Letter from the Editor: February
I write these words on a plane, tears openly streaming down my cheeks, riding in under the light of this wild AF super full blood moon eclipse situation, my heart overflowing with all of the emotions. I'm in the middle of a massive life transition, confused and untethered, but the one thing I do know for certain is: I am drained as a motherfucker. I remember how exactly one month prior I was also openly sobbing on a plane and have to laugh at my new-ish capacity for openness; I reflect on how this is part of how I love and take care of myself, through completely unapologetic feeling.
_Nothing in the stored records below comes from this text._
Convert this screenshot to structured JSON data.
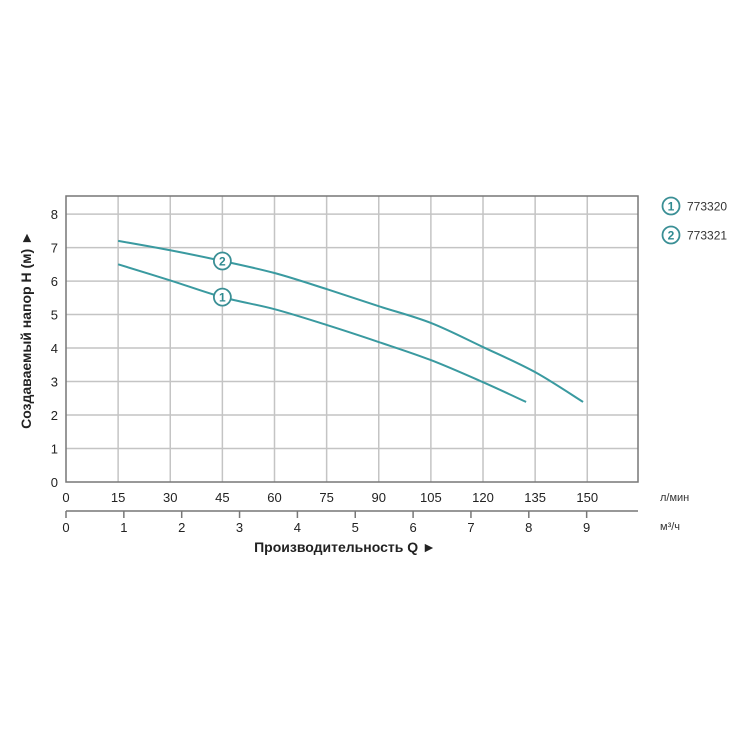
{
  "chart_data": {
    "type": "line",
    "title": "",
    "ylabel": "Создаваемый напор H (м) ►",
    "xlabel": "Производительность Q ►",
    "x_unit": "л/мин",
    "x2_unit": "м³/ч",
    "xlim": [
      0,
      164.6
    ],
    "ylim": [
      0,
      8.54
    ],
    "x_ticks": [
      "0",
      "15",
      "30",
      "45",
      "60",
      "75",
      "90",
      "105",
      "120",
      "135",
      "150"
    ],
    "x_tick_values": [
      0,
      15,
      30,
      45,
      60,
      75,
      90,
      105,
      120,
      135,
      150
    ],
    "x2_ticks": [
      "0",
      "1",
      "2",
      "3",
      "4",
      "5",
      "6",
      "7",
      "8",
      "9"
    ],
    "x2_tick_values": [
      0,
      1,
      2,
      3,
      4,
      5,
      6,
      7,
      8,
      9
    ],
    "y_ticks": [
      "0",
      "1",
      "2",
      "3",
      "4",
      "5",
      "6",
      "7",
      "8"
    ],
    "y_tick_values": [
      0,
      1,
      2,
      3,
      4,
      5,
      6,
      7,
      8
    ],
    "grid": true,
    "legend_position": "top-right",
    "color": "#3a9aa0",
    "series": [
      {
        "name": "773320",
        "marker": "1",
        "marker_x": 45,
        "x": [
          15,
          30,
          45,
          60,
          75,
          90,
          105,
          120,
          132.4
        ],
        "y": [
          6.5,
          6.02,
          5.52,
          5.16,
          4.69,
          4.18,
          3.64,
          2.98,
          2.39
        ]
      },
      {
        "name": "773321",
        "marker": "2",
        "marker_x": 45,
        "x": [
          15,
          30,
          45,
          60,
          75,
          90,
          105,
          120,
          135,
          148.8
        ],
        "y": [
          7.2,
          6.92,
          6.6,
          6.24,
          5.76,
          5.25,
          4.75,
          4.03,
          3.28,
          2.39
        ]
      }
    ]
  }
}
For whatever reason, February is deemed the month of romantic love - and what it reminds me of most is how the fixation on romantic love in our culture is staggering, almost to the point where it's seen as the most important thing in our lives. How in subtle (and not so subtle) ways, our worth in others' eyes is measured not by our moral character or our accomplishments, but rather on the "success" or "failure" of our relationships. Some bullshit, most definitely. Valentine's Day always kinda bums me out because #1: IDGAFlyingF about it and #2: I hate seeing how down some peeps get on themselves if they're not booed up.
So this month, I'd like to focus on self-love. And like, the real kind, not just an *inspirational quote* or something intimidating and impossible you see everyone else thriving at on your feed, another apparently effortless thing you're failing at to feel bad about. I'm talking about the messy rollercoaster of healing from a million voices telling you from the time you're old enough to remember that you're not good enough and you never will be - including, possibly, your own. In the past two years I've faced myself raw, naked, looked at my fears and my flaws head-on - and for the first time since my swaggerdripping-i'm-absolutely-that-bitch early 20's, I like who I am. I'm learning to really, genuinely love this woman who others may have written off as "too sensitive" or too wild or loud or impulsive or maarte or whatever and understanding that these are my unique strengths. Learning to listen to myself, to set boundaries, to give myself a hug and say, shit's gonna be just fine babygirl even when it doesn't really feel like it, and maaaybe (just maybe!) letting myself accept love from others even if I don't truly feel like I deserve it yet.
In the past, I thought that I loved myself - but now I know that I really didn't. I stopped and listened to my self-talk and realized it was appalling and cruel. How even having my picture up on the front page of this site was giving me wild anxiety, like who the fuck do I think I am tho? But honestly, who are we to even question our worth at all? We are all made in images of the divine; every one of us is born perfect, as we were intended to be. We are ALL beings worthy of respect and adoration. To not acknowledge this is insulting the flawless design of the universe. Kinda wack.
May you all truly love on yourself this month and all of the months ahead, whatever that might look like for you. Coming from someone who's a ruthless and cutthroat self-critic, I can tell you with utmost sincerity that loving yourself is possible - and it can start in this very moment. Remember: shit's gonna be just fine, babygirl.